It only takes eight minutes for Zhang to complete the artificial pollination of a pear garden of 10 mu (0.67 hectares), for which he only charges 80 yuan (44.75 U.S. dollars).
"Previously, I needed five people to do the same job for about four days, which cost at least 2,000 yuan," said the owner of the garden. "Now the job can be done quickly and cheaply. Also it is not easy to find farm workers to do the job any longer."
With high efficiency and low price, artificial pollination by drones won market quickly after it was introduced in Korla last year.
Zhang, who are from an urban area and did not know much about agriculture two years ago, now never worries about his business with one of China's most advanced agricultural drones.
Operating a drone is a little "boring" for Zhang, as he only needs to walk around pear gardens while holding the satellite positioning terminal and the drone's flight controller.
"The flight route of the drone is set automatically after I confirm the boundary of gardens with an error range less than 5 cm. The drone takes off and returns by itself," he said.
The drone that Zhang is operating is designed and produced by Xaircraft, a Guangzhou-based company in south China's Guangdong Province, which specializes in making and providing automatic agricultural equipment.

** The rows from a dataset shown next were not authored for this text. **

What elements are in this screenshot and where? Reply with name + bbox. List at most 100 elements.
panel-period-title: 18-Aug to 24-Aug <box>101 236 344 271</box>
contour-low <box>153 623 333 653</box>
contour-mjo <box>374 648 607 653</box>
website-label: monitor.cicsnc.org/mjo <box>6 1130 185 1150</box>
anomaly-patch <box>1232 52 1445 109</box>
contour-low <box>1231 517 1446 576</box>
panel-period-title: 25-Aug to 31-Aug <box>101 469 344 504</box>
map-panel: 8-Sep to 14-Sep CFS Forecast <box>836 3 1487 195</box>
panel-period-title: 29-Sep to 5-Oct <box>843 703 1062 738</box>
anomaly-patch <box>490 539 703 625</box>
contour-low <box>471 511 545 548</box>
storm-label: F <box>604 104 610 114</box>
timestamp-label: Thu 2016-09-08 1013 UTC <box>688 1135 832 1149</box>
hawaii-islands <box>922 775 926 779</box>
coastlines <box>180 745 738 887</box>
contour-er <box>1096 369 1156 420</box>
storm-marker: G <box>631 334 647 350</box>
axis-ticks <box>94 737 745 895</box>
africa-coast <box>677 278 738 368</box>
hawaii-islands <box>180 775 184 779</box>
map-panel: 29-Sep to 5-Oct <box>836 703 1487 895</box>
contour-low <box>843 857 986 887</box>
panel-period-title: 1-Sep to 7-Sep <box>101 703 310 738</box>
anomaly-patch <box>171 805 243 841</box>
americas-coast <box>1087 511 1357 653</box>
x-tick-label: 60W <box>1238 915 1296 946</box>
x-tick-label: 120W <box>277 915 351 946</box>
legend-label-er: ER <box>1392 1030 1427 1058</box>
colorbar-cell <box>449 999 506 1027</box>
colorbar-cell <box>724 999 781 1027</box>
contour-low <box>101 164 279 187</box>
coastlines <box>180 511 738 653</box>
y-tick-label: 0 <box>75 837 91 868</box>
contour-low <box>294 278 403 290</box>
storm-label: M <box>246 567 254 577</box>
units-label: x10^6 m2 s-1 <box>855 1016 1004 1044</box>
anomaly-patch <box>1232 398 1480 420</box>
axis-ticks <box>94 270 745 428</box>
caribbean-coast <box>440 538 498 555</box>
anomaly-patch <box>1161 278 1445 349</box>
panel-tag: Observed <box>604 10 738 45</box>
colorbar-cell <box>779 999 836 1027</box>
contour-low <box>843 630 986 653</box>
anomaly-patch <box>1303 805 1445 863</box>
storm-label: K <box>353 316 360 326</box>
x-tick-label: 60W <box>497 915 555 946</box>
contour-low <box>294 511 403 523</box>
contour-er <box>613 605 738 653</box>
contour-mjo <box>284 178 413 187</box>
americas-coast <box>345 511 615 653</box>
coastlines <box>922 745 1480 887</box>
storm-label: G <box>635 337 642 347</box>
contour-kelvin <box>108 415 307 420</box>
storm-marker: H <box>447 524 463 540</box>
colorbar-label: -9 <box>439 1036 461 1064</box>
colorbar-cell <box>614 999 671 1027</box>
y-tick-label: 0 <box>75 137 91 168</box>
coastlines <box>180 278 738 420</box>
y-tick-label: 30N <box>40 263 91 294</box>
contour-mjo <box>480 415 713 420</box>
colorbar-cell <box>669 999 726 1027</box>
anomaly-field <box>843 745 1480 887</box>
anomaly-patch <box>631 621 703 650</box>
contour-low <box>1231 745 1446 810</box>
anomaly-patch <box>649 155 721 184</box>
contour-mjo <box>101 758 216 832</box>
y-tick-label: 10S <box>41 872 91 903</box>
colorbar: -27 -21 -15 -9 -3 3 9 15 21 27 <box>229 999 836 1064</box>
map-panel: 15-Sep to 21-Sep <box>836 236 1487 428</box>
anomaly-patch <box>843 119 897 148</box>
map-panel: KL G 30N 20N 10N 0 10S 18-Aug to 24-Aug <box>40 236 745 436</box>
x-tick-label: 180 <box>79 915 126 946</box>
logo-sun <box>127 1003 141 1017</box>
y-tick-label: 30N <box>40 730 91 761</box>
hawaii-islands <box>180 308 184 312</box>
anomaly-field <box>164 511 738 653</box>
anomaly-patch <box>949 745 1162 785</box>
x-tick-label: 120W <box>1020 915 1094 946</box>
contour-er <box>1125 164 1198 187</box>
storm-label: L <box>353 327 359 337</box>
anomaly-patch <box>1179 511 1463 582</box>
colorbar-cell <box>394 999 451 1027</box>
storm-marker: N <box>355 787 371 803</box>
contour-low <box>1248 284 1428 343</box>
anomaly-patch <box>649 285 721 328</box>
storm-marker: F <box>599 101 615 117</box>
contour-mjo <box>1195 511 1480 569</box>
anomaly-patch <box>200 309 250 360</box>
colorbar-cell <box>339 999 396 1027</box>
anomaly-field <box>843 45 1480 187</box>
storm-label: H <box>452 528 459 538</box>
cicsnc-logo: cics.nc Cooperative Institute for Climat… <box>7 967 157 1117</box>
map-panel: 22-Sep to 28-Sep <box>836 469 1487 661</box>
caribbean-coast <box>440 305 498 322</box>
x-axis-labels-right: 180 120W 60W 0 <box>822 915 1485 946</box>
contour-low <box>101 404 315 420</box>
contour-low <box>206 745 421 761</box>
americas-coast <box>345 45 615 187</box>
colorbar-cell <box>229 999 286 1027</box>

The company has 1,980 drones in agricultural use in Xinjiang, which has occupied a lion's share of the market in the region.
At least 1,797 agricultural drones were used to spray cotton defoliant on about 446,667 hectares of cotton fields in Xinjiang in 2018, which accounted for 80 percent of the total area of machine-harvested cotton fields in the region.
"The agricultural drones are up to 80 times more efficient than manual work," said Zhang Qiang, head of a drone team of the company that includes Zhang Wei. His team has completed the artificial pollination of about 533 hectares of pear trees in Korla.
"I believe the mass application of agricultural drones for artificial pollination will kick off a revolution of intelligent farming in Xinjiang," he said.